Two new clubs at Wittenberg have formed around either a common love for lunch or a passion for creative writing.
Both Witt Lunch Club and Fact in Fiction started holding regular meetings at the beginning of the 2013 school year.
Witt Lunch Club meets every Monday, Wednesday, and Friday at 12:30 p.m. on the steps in Barbara Deer Kuss Science Center, although the members are trying to add another meeting time on Tuesdays and Thursdays. Fact in Fiction meets every Sunday in Hollenbeck 129 from 3-5 p.m.
The lunch club formed because of several students wanting to promote other options besides the CDR, such as the meal swap option in Barbara Deer Kuss Science Center.
“Lunch club kind of created itself,” said Clint Rogers, a member of the club.
“Fact in Fiction,” on the other hand, is the “brain child” of Hannah Hunt, a student who transferred at the end of last year. Hunt and Meaghan Summers, vice president, were involved in a similar club in their hometown.
The club then started to take shape as three out of the four executives of the club, Brooke Brauer, Jeffrey Hurley, and Keri Heath, bonded over the idea in their creative writing class.
Each club said that it is important to talk with others who share a common interest—whether that is talking about one another’s day over a meal or workshopping one another’s papers.
Fact in Fiction meetings start with conversations about each member’s week and then transition into an hour of writing on a specific prompt (usually fiction related). Conversations about each member’s paper follow the hour long writing period.
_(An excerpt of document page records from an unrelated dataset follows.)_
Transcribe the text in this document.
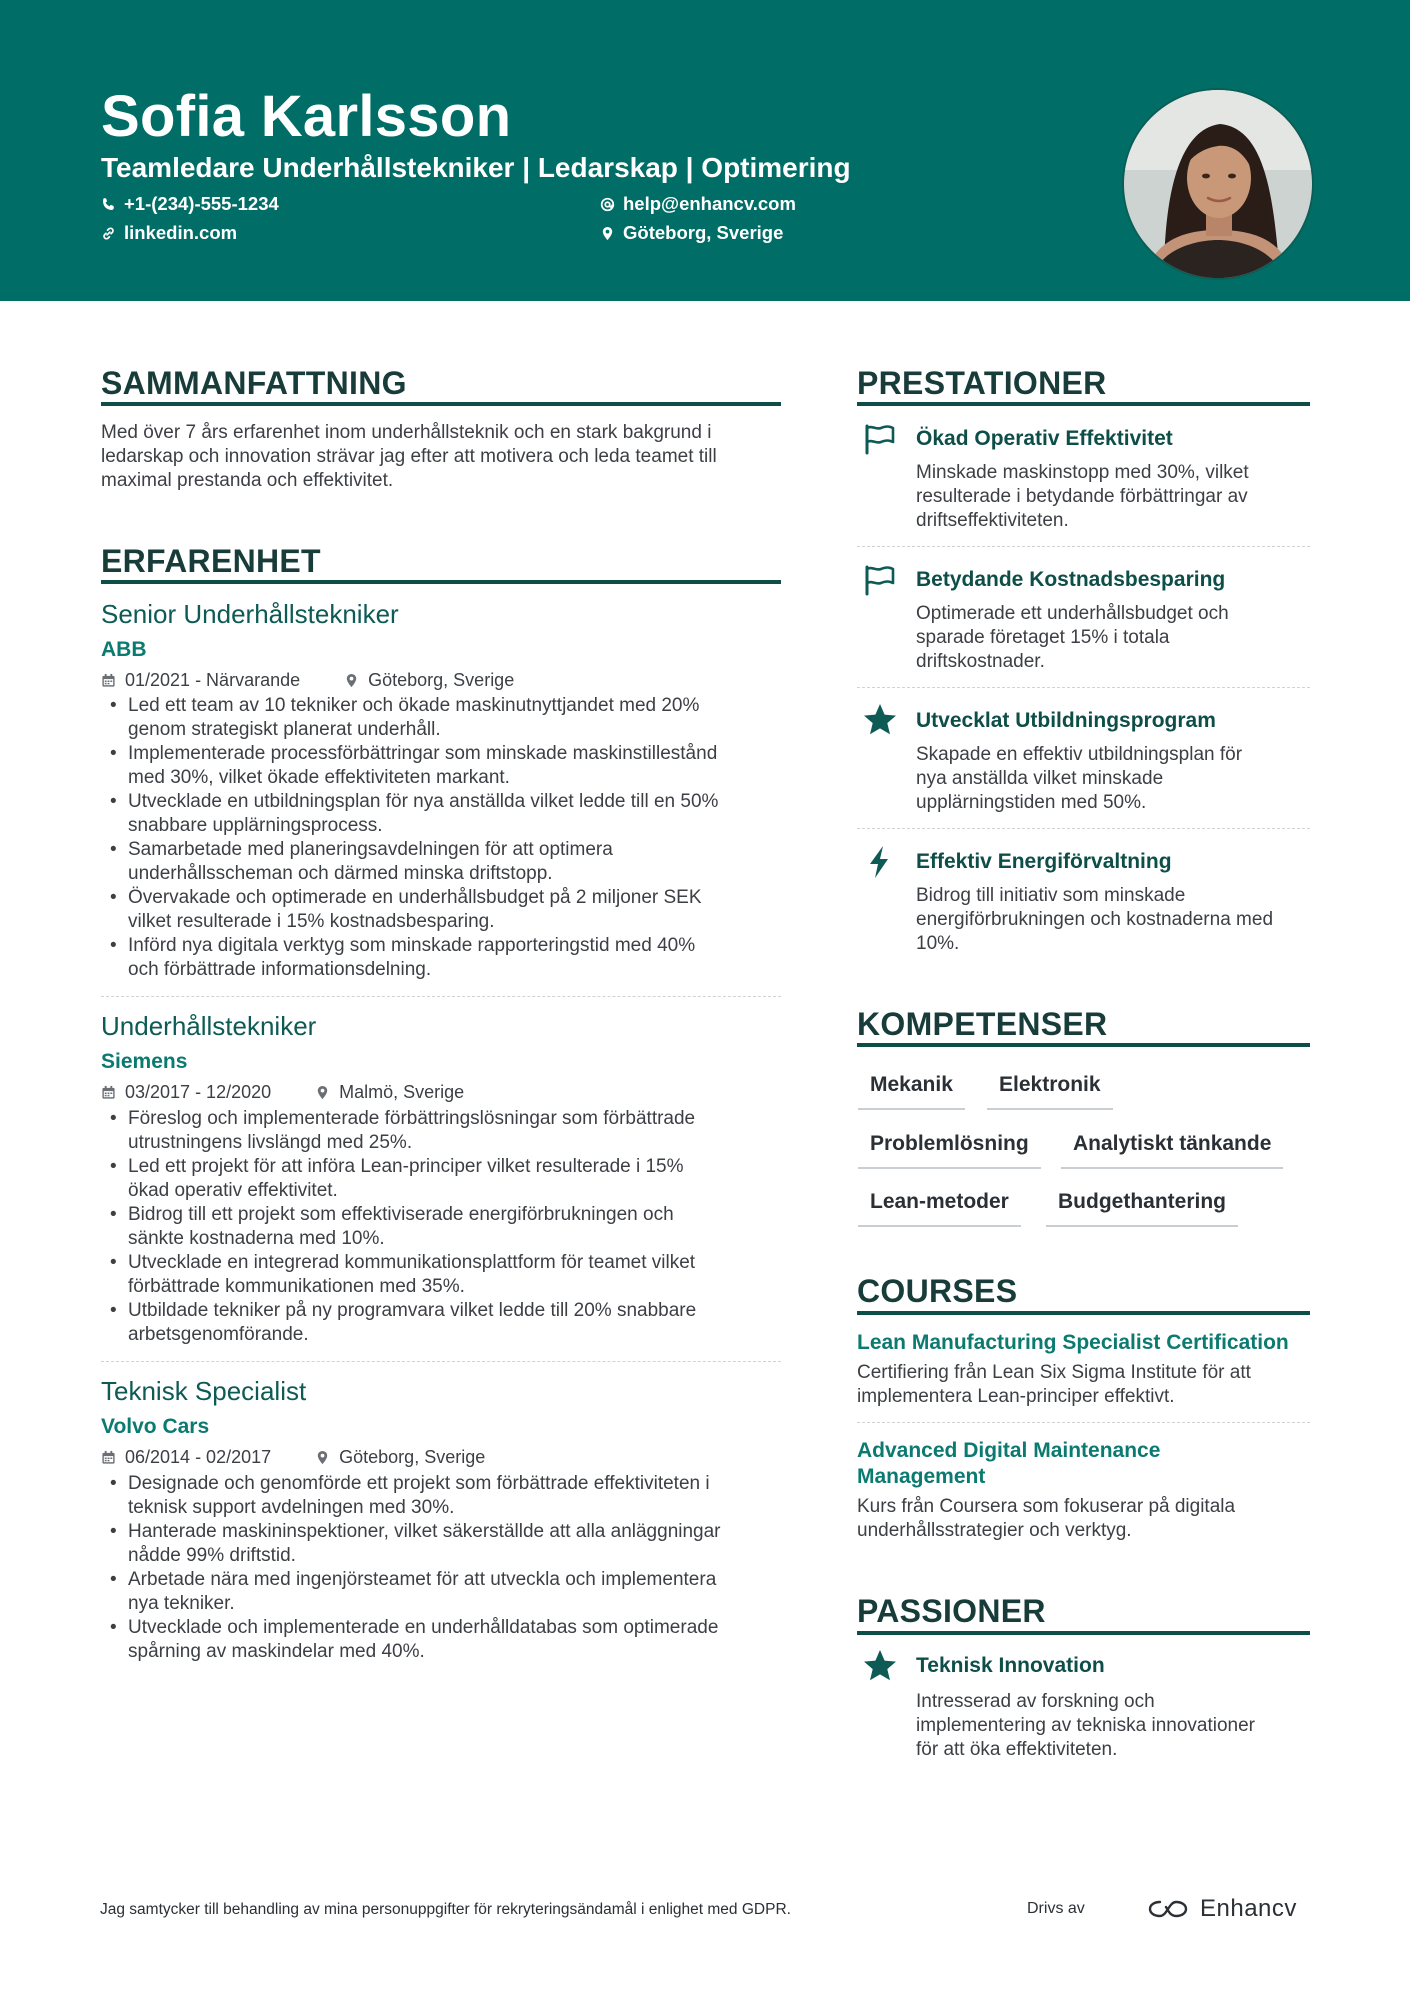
Sofia Karlsson
Teamledare Underhållstekniker | Ledarskap | Optimering
+1-(234)-555-1234	help@enhancv.com
linkedin.com	Göteborg, Sverige
SAMMANFATTNING
Med över 7 års erfarenhet inom underhållsteknik och en stark bakgrund i
ledarskap och innovation strävar jag efter att motivera och leda teamet till
maximal prestanda och effektivitet.
ERFARENHET
Senior Underhållstekniker
ABB
01/2021 - Närvarande	Göteborg, Sverige
• Led ett team av 10 tekniker och ökade maskinutnyttjandet med 20%
genom strategiskt planerat underhåll.
• Implementerade processförbättringar som minskade maskinstillestånd
med 30%, vilket ökade effektiviteten markant.
• Utvecklade en utbildningsplan för nya anställda vilket ledde till en 50%
snabbare upplärningsprocess.
• Samarbetade med planeringsavdelningen för att optimera
underhållsscheman och därmed minska driftstopp.
• Övervakade och optimerade en underhållsbudget på 2 miljoner SEK
vilket resulterade i 15% kostnadsbesparing.
• Införd nya digitala verktyg som minskade rapporteringstid med 40%
och förbättrade informationsdelning.
Underhållstekniker
Siemens
03/2017 - 12/2020	Malmö, Sverige
• Föreslog och implementerade förbättringslösningar som förbättrade
utrustningens livslängd med 25%.
• Led ett projekt för att införa Lean-principer vilket resulterade i 15%
ökad operativ effektivitet.
• Bidrog till ett projekt som effektiviserade energiförbrukningen och
sänkte kostnaderna med 10%.
• Utvecklade en integrerad kommunikationsplattform för teamet vilket
förbättrade kommunikationen med 35%.
• Utbildade tekniker på ny programvara vilket ledde till 20% snabbare
arbetsgenomförande.
Teknisk Specialist
Volvo Cars
06/2014 - 02/2017	Göteborg, Sverige
• Designade och genomförde ett projekt som förbättrade effektiviteten i
teknisk support avdelningen med 30%.
• Hanterade maskininspektioner, vilket säkerställde att alla anläggningar
nådde 99% driftstid.
• Arbetade nära med ingenjörsteamet för att utveckla och implementera
nya tekniker.
• Utvecklade och implementerade en underhålldatabas som optimerade
spårning av maskindelar med 40%.
PRESTATIONER
Ökad Operativ Effektivitet
Minskade maskinstopp med 30%, vilket
resulterade i betydande förbättringar av
driftseffektiviteten.
Betydande Kostnadsbesparing
Optimerade ett underhållsbudget och
sparade företaget 15% i totala
driftskostnader.
Utvecklat Utbildningsprogram
Skapade en effektiv utbildningsplan för
nya anställda vilket minskade
upplärningstiden med 50%.
Effektiv Energiförvaltning
Bidrog till initiativ som minskade
energiförbrukningen och kostnaderna med
10%.
KOMPETENSER
Mekanik	Elektronik
Problemlösning	Analytiskt tänkande
Lean-metoder	Budgethantering
COURSES
Lean Manufacturing Specialist Certification
Certifiering från Lean Six Sigma Institute för att
implementera Lean-principer effektivt.
Advanced Digital Maintenance
Management
Kurs från Coursera som fokuserar på digitala
underhållsstrategier och verktyg.
PASSIONER
Teknisk Innovation
Intresserad av forskning och
implementering av tekniska innovationer
för att öka effektiviteten.
Jag samtycker till behandling av mina personuppgifter för rekryteringsändamål i enlighet med GDPR.	Drivs av	Enhancv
The members, about six in all, also bring in work from previous meetings and their own writing to the meetings for constructive criticism.
“Since writing is such a solitary activity, it is always helpful to be around other writers. Also, it is neat to hear what others have written” said Heath.
Witt Lunch Club also focuses on conversation and getting to know one another as the members begin each meeting by talking about one another’s day.
To get the conversation going, members have even had a “show and tell,” to represent each member’s personality; but mostly the meetings start with a game of “high/low” in which members tell one another about the highlights and lowlights of their day.
“Lunch club is my highlight of the day,” said member Martha Kenyon during last Wednesday’s high/low game.
Members of lunch club also said that they are not looking to become an official Wittenberg-backed club, although it was considered. The members are looking to keep the club in more of a casual setting.
However, the club does have an unofficial advisor, Annetta Britain, an employee at Simply to Go, the meal swap station in the science center. The club also has a constitution in which the first rule is: “Attendance is mandatory…if you can make it.”
Both clubs also encourage Wittenberg students to join whether it be for the love of lunch, or for the interest in improving one’s writing.
“We are a really open group of writers who are interested in hearing other’s writing, sharing our own writing and becoming betters writers through each other,” said Heath.